The deep secret of amnesia is that its victims can talk all they want: but we cannot remember what we are saying. Nothing can be learned, or recovered. The abattoir that cut us in two awaits us. The final message of Austerlitz is that here in the heart of the storm of the new century the panaceas we brandish simply proclaim what we cannot remember proclaiming before, that in truth we are waving ghost limbs in a thickening dusk: for we do not know who we are, or where we live.

There is that one small moment of Revel for Austerlitz all the same, in Prague, one small bracing glimpse of pure gleeful truth: he meets an old survivor who is as continuous with his childhood as Prague is continuous with the past of Europe; and she remembers him, just as Prague — a pantomime city which is never silent — seems to remember Europe. But the engines that govern Austerlitz are too powerful, and he is soon gone from her. And it is here, out of the heart of this most terrifing book, that the lesson surfaces: that the active principle that must be dealt with in any modern novel set in the world storm today is amnesia, not recovery. This may not seem good cheer: but it is good to know your enemy.

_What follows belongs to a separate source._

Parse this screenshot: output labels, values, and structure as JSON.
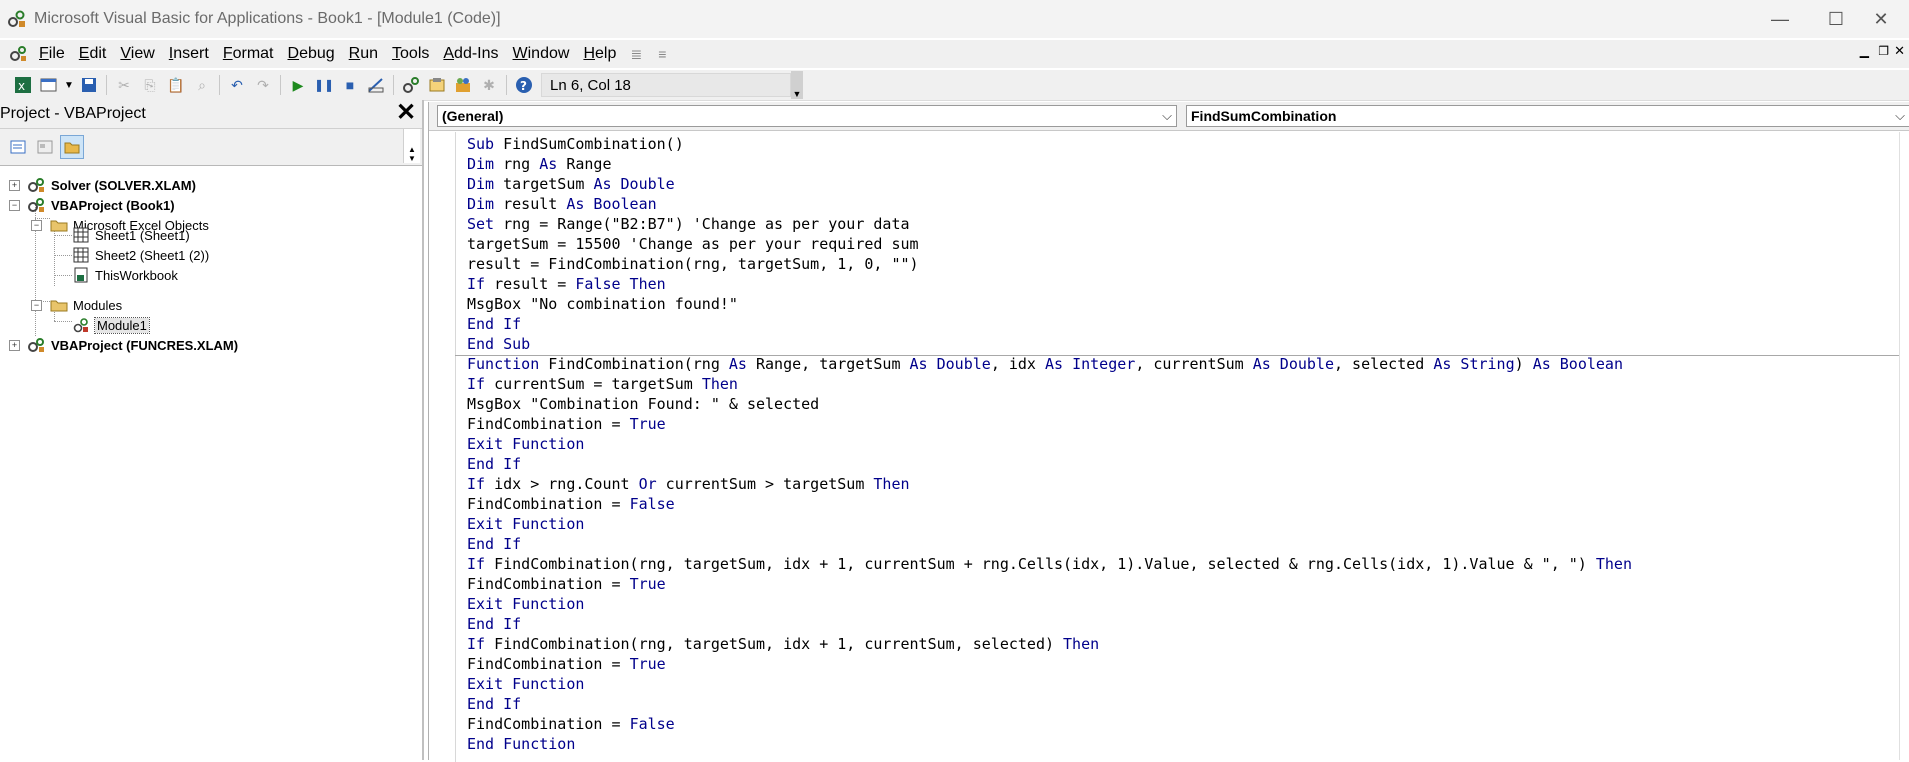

Recovery is not part of the story of fantastika. It is what happens when the story is told. When we Return to the Land; when we enter the Topia that we have earned; when we learn to breathe the air of Aftermath through our mask: it is then we that we enter the region of Recovery, where we must try to live.

The greatest danger we face there is peace that feels good, because in any human being an internal peace that takes it easy — that does not constantly wrest clarity from the magma and nightmare of the souls within us — that fails to negotiate faithfully with the wronged Twins we leave behind — is exactly amnesia. It is the peace that Sigmund Freud — in Civilisation and its Discontents (*1929*) — associated with the kind of tension reduction offered by Adolf Hitler, or Stalin. For the sake of that peace which a citizen of the Third Reich in 1934 might well have called Recovery, we would in fact abandon any chance of Recovery. We would abandon the kind of world John Crowley created at the end of Aegypt. We would
abandon civilisation.

What the great texts of fantastika offer is what Freud offered: the message that civlization costs, that the truth that makes us free is not identical to self-forgiveness; that civilisation is a constant wrestling with our longing to forget.

That is the best plowshare I know how to figure.